Study Finds Additional Cases Previously Undocumented
According to the publication, “EJI researchers documented 3959 racial terror lynchings of African Americans in Alabama, Arkansas, Florida, Georgia, Kentucky, Louisiana, Mississippi, North Carolina, South Carolina, Tennessee, Texas, and Virginia between 1877 and 1950 – at least 700 more lynchings of black people in these states than previously reported in the most comprehensive work done on lynching to date. Lynching in America makes the case that lynching of African Americans was terrorism, a widely supported phenomenon used to enforce racial subordination and segregation.” (Introduction)
This study utilizes sources which indicate that the practice was far more widespread than previously suggested. The authors acknowledged the work of academic Stewart E. Tolnay as well as Tuskegee University in Alabama, but also drew upon additional cases found in the African American press which was in its classical period during the late 19th and early decades of the 20th century.
The Death Penalty as Legalized Lynching
After World War I with the Great Migration of African Americans from the rural South to urbanized regions of the North and West of the U.S., there was a decline in public lynchings. Nonetheless, these acts of racial terror continued through other means including state-sanctioned executions.
The report says:
“By 1915, court-ordered executions outpaced lynchings in the former slave states for the first time. Two-thirds of those executed in the 1930s were black, and the trend continued. As African Americans fell to just 22 percent of the South’s population between 1910 and 1950, they constituted 75 percent of those executed in the South during that period.” (p. 21)

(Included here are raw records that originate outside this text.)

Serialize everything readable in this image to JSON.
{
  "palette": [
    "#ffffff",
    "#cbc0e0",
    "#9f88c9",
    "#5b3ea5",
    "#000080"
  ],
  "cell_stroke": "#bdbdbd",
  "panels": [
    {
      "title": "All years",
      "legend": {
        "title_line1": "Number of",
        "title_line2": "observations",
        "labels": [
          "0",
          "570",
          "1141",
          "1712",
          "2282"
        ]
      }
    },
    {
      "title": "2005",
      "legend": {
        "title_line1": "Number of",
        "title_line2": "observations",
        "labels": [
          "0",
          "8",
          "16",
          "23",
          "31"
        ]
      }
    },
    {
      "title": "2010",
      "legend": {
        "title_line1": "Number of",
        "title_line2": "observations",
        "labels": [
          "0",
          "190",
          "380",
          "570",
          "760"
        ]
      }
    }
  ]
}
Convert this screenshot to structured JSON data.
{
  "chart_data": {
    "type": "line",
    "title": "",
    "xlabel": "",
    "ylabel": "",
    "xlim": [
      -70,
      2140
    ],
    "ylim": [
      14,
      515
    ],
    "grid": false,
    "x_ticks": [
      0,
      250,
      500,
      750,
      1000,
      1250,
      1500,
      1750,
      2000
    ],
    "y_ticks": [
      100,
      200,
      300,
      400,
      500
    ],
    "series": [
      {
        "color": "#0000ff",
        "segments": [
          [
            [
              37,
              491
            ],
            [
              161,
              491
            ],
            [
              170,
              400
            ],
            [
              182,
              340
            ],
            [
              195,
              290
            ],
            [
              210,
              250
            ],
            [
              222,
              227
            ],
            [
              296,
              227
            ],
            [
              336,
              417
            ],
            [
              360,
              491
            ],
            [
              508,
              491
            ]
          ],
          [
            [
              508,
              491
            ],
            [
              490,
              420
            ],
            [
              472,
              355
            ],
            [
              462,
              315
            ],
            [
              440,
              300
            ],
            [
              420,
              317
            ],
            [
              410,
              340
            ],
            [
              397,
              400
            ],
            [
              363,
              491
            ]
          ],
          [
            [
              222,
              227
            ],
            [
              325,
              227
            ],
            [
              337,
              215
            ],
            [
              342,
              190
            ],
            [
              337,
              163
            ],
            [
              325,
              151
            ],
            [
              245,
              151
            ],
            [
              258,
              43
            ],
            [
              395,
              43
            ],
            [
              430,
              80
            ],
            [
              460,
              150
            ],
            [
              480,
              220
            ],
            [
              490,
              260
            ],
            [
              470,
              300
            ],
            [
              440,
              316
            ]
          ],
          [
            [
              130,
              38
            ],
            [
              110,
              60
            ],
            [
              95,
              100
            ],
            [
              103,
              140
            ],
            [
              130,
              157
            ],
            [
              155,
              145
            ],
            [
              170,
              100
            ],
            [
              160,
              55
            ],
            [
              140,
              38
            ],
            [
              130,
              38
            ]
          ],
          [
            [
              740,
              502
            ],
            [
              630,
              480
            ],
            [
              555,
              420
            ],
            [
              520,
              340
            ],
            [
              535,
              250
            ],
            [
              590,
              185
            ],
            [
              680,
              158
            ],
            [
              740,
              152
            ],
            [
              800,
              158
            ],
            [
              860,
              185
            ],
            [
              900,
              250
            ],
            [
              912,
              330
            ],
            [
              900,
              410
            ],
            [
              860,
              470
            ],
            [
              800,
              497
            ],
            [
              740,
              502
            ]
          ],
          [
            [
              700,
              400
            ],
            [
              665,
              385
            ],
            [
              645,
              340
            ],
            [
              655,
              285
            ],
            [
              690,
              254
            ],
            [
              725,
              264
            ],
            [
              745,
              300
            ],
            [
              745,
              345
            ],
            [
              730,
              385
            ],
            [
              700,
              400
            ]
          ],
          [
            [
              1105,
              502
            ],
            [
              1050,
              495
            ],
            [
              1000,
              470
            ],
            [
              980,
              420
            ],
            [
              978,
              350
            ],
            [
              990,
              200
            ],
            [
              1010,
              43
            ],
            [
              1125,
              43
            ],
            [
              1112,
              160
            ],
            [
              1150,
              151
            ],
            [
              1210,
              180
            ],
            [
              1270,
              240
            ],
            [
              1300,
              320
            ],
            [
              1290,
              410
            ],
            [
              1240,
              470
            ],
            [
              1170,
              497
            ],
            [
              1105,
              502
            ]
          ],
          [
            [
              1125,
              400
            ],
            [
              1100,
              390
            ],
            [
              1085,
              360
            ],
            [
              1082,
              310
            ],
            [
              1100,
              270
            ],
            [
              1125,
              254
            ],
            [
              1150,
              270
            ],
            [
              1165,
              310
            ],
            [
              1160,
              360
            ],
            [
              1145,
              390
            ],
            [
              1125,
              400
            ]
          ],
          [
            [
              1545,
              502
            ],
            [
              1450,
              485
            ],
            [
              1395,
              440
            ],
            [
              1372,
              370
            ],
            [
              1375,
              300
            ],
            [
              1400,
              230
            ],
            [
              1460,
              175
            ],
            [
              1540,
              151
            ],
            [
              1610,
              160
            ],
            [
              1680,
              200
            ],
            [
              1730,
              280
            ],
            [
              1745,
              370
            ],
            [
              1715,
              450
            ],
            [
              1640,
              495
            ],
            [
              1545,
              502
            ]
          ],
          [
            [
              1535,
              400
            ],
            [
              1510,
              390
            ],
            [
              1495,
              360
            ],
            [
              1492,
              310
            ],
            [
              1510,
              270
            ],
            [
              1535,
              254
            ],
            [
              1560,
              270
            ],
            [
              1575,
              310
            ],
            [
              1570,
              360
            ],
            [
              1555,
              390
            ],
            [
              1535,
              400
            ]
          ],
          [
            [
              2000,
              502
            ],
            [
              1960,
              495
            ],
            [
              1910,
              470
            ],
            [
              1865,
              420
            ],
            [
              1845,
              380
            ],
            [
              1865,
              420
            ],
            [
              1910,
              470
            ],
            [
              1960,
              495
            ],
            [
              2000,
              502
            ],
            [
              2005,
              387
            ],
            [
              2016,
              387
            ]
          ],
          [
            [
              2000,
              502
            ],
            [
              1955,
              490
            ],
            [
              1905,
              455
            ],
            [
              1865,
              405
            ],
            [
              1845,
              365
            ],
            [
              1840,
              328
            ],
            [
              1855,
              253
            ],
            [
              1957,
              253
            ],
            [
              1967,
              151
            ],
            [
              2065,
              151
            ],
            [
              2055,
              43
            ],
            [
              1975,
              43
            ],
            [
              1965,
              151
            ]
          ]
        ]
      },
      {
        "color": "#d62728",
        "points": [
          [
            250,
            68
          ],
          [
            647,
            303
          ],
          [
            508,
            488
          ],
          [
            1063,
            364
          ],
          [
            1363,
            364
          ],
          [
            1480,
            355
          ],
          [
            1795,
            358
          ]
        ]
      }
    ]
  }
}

This study documents the continuation of this process into the modern era citing that “In the 1987 case of McCleskey v. Kemp, the Supreme Court considered statistical evidence demonstrating that Georgia decision makers were more than four times as likely to impose death for the killing of a white person than a black person. Accepting the data as accurate, the Court described racial bias in sentencing as ‘an inevitable part of our criminal justice system’ and upheld Warren McCleskey’s death sentence because he failed to identify a ‘constitutionally significant risk of racial bias’ in his case.”
Legal Lynching Continues Across the U.S.
The report reaffirms that the current wave of police killings and other racist attacks are part and parcel of the system of national oppression and social control utilized by the ruling class to exploit and contain African people from the 19th century to the present. Today in the aftermath of Civil Rights legislation passed during the 1950s and 1960s and the ascendancy of African American elected officials including the president, people are still being denied justice.
Michael Brown, Eric Garner, Aiyana Stanley Jones, Tamir Rice and countless others have been killed by police officers who remain unscathed by prosecutors and the courts. The Justice Department has not brought any charges against these officers after local authorities failed to indict and arrest the perpetrators.
Undoubtedly it will take a revolution to overthrow the legacy of racial terrorism in the U.S. The African American and other oppressed peoples must be totally liberated from national oppression before they can expect any real justice that protects and values their lives from the ravages of state-supported violence and political repression.